Some things just off the top of my head: Much of the story is probably a polemic (or has polemical qualities), it ties into the Genesis 6:4 Watcher theology (and much of the Second Temple period literature on the subject), and... the description of the ark has some translational issues that we rarely touch on. In particular, we have no idea what "gopherwood" is. Or if it's even a wood. Most probably it was thatching.
>The oldest surviving Akkadian and Sumerian references to the flood precede and are pretty close in time to the Aryan expansion to the Indian subcontinent, and the Mesopotamian cities had long-lasting trade, cultural and military links to the peoples living in the Iranian plateau.
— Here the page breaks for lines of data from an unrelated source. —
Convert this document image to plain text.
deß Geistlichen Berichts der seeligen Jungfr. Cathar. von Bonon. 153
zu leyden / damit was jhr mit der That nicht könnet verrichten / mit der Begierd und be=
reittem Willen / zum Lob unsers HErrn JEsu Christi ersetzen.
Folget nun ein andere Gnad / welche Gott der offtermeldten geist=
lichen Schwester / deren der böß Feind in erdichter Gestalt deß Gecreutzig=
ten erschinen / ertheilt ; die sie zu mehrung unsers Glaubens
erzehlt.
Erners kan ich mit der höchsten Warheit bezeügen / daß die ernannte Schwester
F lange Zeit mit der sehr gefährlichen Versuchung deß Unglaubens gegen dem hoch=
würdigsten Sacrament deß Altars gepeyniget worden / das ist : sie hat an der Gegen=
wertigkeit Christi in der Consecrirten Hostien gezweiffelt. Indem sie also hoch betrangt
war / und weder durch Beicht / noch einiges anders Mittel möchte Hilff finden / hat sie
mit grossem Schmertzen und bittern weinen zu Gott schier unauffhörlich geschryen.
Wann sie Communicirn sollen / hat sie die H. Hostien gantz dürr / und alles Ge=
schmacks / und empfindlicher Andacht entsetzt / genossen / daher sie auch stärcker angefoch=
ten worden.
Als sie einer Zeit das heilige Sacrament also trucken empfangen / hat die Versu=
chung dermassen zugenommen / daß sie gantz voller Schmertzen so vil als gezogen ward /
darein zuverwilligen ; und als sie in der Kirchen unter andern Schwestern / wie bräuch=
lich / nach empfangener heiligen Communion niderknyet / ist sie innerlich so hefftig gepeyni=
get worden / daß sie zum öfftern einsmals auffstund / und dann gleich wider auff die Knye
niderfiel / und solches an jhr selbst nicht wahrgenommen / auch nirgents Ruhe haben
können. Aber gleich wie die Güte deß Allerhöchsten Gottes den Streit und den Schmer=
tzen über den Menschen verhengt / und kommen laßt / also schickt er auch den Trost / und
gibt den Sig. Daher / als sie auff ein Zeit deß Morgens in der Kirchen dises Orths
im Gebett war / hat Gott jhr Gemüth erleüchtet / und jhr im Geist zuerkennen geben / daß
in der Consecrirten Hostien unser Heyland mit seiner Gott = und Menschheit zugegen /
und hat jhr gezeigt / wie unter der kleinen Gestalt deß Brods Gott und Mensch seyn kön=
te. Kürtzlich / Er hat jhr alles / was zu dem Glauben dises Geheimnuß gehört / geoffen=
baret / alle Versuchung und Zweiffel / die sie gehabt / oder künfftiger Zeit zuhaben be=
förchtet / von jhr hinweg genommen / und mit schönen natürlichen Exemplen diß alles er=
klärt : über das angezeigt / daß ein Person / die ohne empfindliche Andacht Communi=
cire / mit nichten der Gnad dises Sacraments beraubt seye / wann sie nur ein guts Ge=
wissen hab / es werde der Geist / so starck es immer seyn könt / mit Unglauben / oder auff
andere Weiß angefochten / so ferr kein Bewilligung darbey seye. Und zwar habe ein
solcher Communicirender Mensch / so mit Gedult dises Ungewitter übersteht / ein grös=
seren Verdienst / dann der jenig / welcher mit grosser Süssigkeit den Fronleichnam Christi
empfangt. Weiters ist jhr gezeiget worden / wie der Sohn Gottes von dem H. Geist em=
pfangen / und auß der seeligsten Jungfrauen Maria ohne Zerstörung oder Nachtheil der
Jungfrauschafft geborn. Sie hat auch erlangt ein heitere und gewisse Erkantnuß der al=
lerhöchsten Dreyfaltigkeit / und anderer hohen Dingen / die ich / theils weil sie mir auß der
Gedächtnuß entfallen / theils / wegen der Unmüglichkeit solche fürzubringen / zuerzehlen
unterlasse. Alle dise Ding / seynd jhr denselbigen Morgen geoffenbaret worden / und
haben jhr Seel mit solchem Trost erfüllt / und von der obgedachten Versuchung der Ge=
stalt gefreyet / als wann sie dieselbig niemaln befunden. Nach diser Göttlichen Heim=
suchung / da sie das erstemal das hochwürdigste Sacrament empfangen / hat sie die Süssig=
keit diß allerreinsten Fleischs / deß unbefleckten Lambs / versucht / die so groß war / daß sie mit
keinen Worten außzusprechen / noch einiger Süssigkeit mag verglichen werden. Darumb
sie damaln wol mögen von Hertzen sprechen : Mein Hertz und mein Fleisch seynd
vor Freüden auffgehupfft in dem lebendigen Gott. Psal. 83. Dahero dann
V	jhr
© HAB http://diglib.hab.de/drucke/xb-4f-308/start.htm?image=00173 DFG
It could have been the asteroid hit to the Michigan ice sheet that set off the Younger Dryas period. That hit sent enormous ice boulders flying which hit all over the U.S. creating the "Carolina bays", and which may also have hit the Atlantic and send huge waves over northeastern Africa.
Guess what's a central thesis that's not immediately obvious in the biblical account? Leviathan. In Isaiah 27:1, Leviathan is destroyed, and the adjectives used to describe this creature are the same cognates from the Ugaritic that describe Litanu/Tiamat.
There's no accident in my mind that in Revelation, the beast that rises up from the sea has 7 heads, because that's how Leviathan/Litanu was traditionally pictured in the Semitic cultures of the day (7 heads). Psalm 74 uses the plural for "heads" when speaking on Yahweh crushing them, though it never numbers them. Likely the imagery was a common cultural motif, so the numbering wasn't necessary for the readers to understand.
Leviathan likely represents a northwest Semitic chaos deity in opposition to Yahweh and is more or less the embodiment of evil that is destroyed in the eschaton, but this is probably speculative. I think there are strong arguments in favor of it, however.
At the time any of those myths would have originated, nobody really had any concept of a "global" anything. If the local river flooded, that was your _entire world_. Lots of local flood stories, then once the bronze age got going and trade routes and cities and writing, they started getting coalesced into more regional myths.
'Flood myths' possibly seen in China (Yellow river), Africa (Nile river) or Native Americas are quite different than the story of Noah and Manu.
Noah and Manu have the same characters and exact 'screenplay' in quite detail (only difference being the fish). Those who wrote the characters of Noah and Manu probably had same ancestors or the story travelled between Levant and Indus region.
It is the only the story from vedic writings that matches from the Hebrew bible. Other than this story as far as I know all Hindu texts differ.
Meh. "The flood myth" seems to have a single, local origin, somewhere in Mesopotamia, possibly literally just the city of Shuruppak. There are plenty of other flood myths, but that just makes sense because floods in river valleys are pretty common as far as disasters go and that's where most of the early civilizations were started.
Nowadays, promotions of professors for different levels (Assistant, Associate, Professor) is solely dependent on number of papers they are publishing in Q1 journals. But the research maybe entirely bogus, same ideas repurposed hundreds of times by different professors.
The entire concept about "systematic knowledge" has gone downhill.